15.S’agissant de l’article 299 du Code pénal (incitation à la haine raciale ou religieuse), dont la violation est punie par des peines allant du versement de dommages et intérêts à des peines d’emprisonnement d’une durée maximale de trois ans, M. Nasiza indique que, d’après des informations communiquées par l’administration pénitentiaire, huit personnes auraient été poursuivies et condamnées en application dudit article.

16.Concernant la question 9 de la liste des points à traiter, dans laquelle le Comité demande des exemples d’application concrète des dispositions de la loi sur les médias (par. 55 et suiv. du rapport) réprimant la diffusion de propos racistes, M. Nasiza dit que les tribunaux kirghizes n’ont pas encore eu l’occasion d’appliquer les articles pertinents de ladite loi.

17.La question 10, relative à l’application de l’article 5 de la Convention, tend à obtenir des statistiques ventilées sur les demandes d’asile ainsi que des renseignements sur les mesures prises afin de protéger les droits des requérants d’asile et d’éviter en particulier qu’ils ne soient expulsés avant la fin de la procédure les concernant.
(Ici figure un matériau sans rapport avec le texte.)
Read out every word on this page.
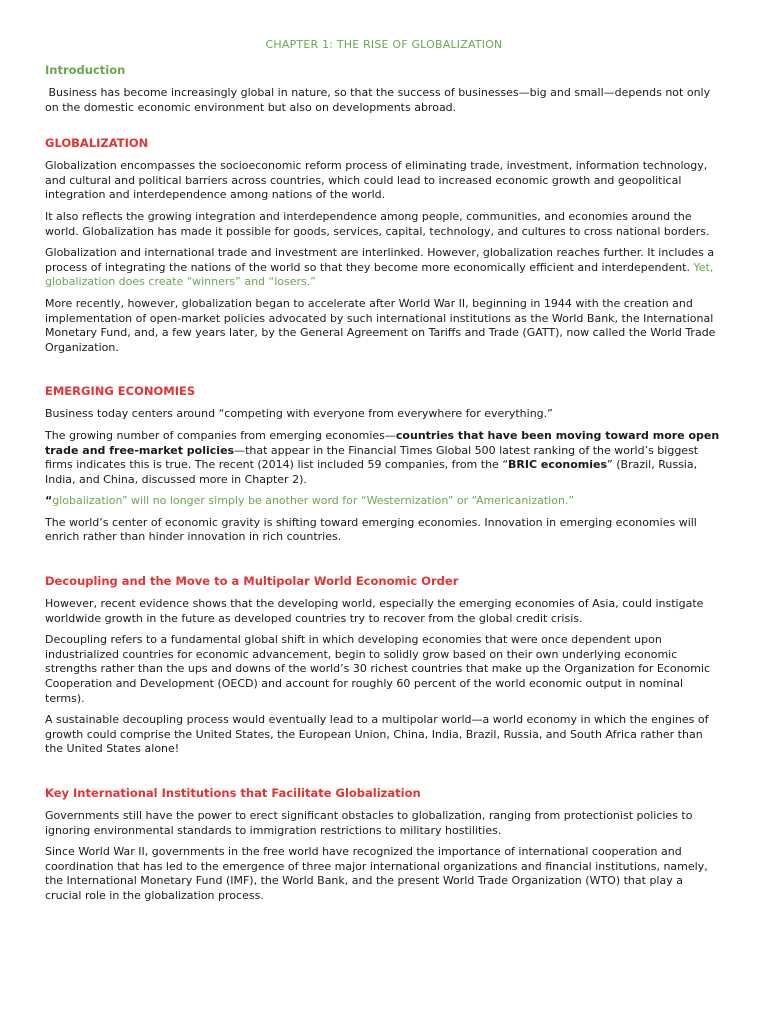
CHAPTER 1: THE RISE OF GLOBALIZATION
Introduction

Business has become increasingly global in nature, so that the success of businesses—big and small—depends not only on the domestic economic environment but also on developments abroad.

GLOBALIZATION

Globalization encompasses the socioeconomic reform process of eliminating trade, investment, information technology, and cultural and political barriers across countries, which could lead to increased economic growth and geopolitical integration and interdependence among nations of the world.

It also reflects the growing integration and interdependence among people, communities, and economies around the world. Globalization has made it possible for goods, services, capital, technology, and cultures to cross national borders.

Globalization and international trade and investment are interlinked. However, globalization reaches further. It includes a process of integrating the nations of the world so that they become more economically efficient and interdependent. Yet, globalization does create “winners” and “losers.”

More recently, however, globalization began to accelerate after World War II, beginning in 1944 with the creation and implementation of open-market policies advocated by such international institutions as the World Bank, the International Monetary Fund, and, a few years later, by the General Agreement on Tariffs and Trade (GATT), now called the World Trade Organization.

EMERGING ECONOMIES

Business today centers around “competing with everyone from everywhere for everything.”

The growing number of companies from emerging economies—countries that have been moving toward more open trade and free-market policies—that appear in the Financial Times Global 500 latest ranking of the world’s biggest firms indicates this is true. The recent (2014) list included 59 companies, from the “BRIC economies” (Brazil, Russia, India, and China, discussed more in Chapter 2).

“globalization” will no longer simply be another word for “Westernization” or “Americanization.”

The world’s center of economic gravity is shifting toward emerging economies. Innovation in emerging economies will enrich rather than hinder innovation in rich countries.

Decoupling and the Move to a Multipolar World Economic Order

However, recent evidence shows that the developing world, especially the emerging economies of Asia, could instigate worldwide growth in the future as developed countries try to recover from the global credit crisis.

Decoupling refers to a fundamental global shift in which developing economies that were once dependent upon industrialized countries for economic advancement, begin to solidly grow based on their own underlying economic strengths rather than the ups and downs of the world’s 30 richest countries that make up the Organization for Economic Cooperation and Development (OECD) and account for roughly 60 percent of the world economic output in nominal terms).

A sustainable decoupling process would eventually lead to a multipolar world—a world economy in which the engines of growth could comprise the United States, the European Union, China, India, Brazil, Russia, and South Africa rather than the United States alone!

Key International Institutions that Facilitate Globalization

Governments still have the power to erect significant obstacles to globalization, ranging from protectionist policies to ignoring environmental standards to immigration restrictions to military hostilities.

Since World War II, governments in the free world have recognized the importance of international cooperation and coordination that has led to the emergence of three major international organizations and financial institutions, namely, the International Monetary Fund (IMF), the World Bank, and the present World Trade Organization (WTO) that play a crucial role in the globalization process.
M. Nasiza explique à ce sujet la suite des événements survenus à Andijan (Ouzbékistan) au milieu du mois de mai 2005, le statut de réfugié a été accordé à 451 ressortissants ouzbeks résidant en République kirghize et refusé à quatre autres Ouzbeks frappés d’une demande d’extradition émanant du Procureur général de la République. Après avoir examiné leur dossier, la Commission des migrations a rejeté la demande d’asile de ces quatre personnes au motif qu’elles étaient poursuivies dans leur pays pour des faits indépendants des événements d’Andijan. L’une d’entre elles avait en effet été condamnée pour trafic de stupéfiants et s’était évadée de prison lors des événements tandis qu’une autre était suspectée d’avoir assassiné le Procureur de la ville d’Andijan. Après une série de recours, la Cour suprême a entériné en dernier ressort la décision de la Commission des migrations, suite à quoi les personnes concernées ont été extradées en août 2006. Le Ministère de l’intérieur du Kirghizistan avait au préalable obtenu des autorités ouzbèkes l’assurance que ces personnes auraient le droit d’être assistées par un avocat. Les enquêtes relatives à ces quatre affaires sont désormais achevées et les jugements devraient être prononcés prochainement.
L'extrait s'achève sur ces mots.